As far as France is concerned - if they would have responded in force to the remilitarization of the Rhineland, World War II might have never happened. With hindsight - but then again, it’s always easy to write about what everyone should have done - not sending their military into the Rhineland at that moment to enforce the Locarno treaties, was their biggest mistake. After that, it became more and more obvious that Hitler could get away with a lot.
A Franco-Soviet plot to take out Germany? I don’t see it. There was a treaty, yes, but Europe was a quagmire of treaties at the time. Some of them held for a while, others weren’t worth the paper they were written on. If France wanted to after Germany, it could very well have done so by keeping its promise to Poland, and making the phoney war a real one. Second big French mistake.

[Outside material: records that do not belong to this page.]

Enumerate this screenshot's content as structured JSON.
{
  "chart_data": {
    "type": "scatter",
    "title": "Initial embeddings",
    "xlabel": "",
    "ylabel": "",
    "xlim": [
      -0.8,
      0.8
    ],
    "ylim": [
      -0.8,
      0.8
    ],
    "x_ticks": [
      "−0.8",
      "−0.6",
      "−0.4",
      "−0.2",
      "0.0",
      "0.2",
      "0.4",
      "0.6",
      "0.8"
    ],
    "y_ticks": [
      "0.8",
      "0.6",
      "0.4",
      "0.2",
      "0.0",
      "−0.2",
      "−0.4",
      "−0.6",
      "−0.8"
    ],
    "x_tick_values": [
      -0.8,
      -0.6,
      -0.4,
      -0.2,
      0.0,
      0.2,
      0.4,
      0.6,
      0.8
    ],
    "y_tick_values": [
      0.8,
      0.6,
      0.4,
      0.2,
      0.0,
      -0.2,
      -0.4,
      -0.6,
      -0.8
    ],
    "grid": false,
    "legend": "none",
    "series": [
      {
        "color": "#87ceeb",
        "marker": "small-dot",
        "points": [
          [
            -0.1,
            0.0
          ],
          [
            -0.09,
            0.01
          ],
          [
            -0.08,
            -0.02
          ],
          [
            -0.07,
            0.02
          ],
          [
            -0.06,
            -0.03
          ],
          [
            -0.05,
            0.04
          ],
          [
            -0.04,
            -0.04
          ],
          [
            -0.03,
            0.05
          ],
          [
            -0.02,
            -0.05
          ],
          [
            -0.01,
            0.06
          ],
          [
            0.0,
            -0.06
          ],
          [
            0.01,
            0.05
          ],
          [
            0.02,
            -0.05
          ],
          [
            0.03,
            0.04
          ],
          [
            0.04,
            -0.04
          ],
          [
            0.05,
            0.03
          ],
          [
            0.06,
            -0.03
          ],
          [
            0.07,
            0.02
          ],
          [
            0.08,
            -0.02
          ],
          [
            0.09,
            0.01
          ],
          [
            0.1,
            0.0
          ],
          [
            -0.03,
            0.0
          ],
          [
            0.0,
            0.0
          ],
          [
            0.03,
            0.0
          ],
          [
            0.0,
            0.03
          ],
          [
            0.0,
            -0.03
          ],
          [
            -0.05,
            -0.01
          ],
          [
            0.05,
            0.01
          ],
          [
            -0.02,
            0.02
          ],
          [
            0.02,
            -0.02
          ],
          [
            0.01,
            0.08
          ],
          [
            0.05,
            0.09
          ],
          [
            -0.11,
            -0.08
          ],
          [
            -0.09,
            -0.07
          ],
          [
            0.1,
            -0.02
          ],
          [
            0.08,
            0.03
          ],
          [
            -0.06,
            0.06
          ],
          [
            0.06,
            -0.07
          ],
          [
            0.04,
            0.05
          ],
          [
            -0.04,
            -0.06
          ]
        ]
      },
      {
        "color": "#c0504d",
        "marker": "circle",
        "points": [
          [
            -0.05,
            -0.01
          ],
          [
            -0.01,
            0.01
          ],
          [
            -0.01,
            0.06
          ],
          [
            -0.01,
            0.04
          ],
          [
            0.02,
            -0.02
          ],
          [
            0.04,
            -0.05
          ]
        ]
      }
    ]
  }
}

Did the Soviet Union plan to conquer Europe? Doing so would have been consistent with early communist doctrine, but the whole idea was abandoned at some point in time, when their dream of forcefully “liberating” the world’s oppressed workers (who typically didn’t want to be liberated in the first place) gave way to more traditional considerations of power and safety. If Stalin ever intended to rule the continent, he could have gone for it in 1945, when the Soviet armies massively outnumbered the western Allies.
Finally:
@KurtGodel7:
Democratic leaders showed no hesitation in allying themselves with a Soviet government which had committed tens of millions of murders. (Such as the deliberate starvation of millions Ukrainians in the early '30s.) Apparently there was no objection to placing much of Germany under the rule of the same men responsible for those acts of genocide.
Nothing ever changes. Saddam and Gaddafi were allies of the West as long as they were useful. People with high moral standards rarely lead nations, be they democratic or not.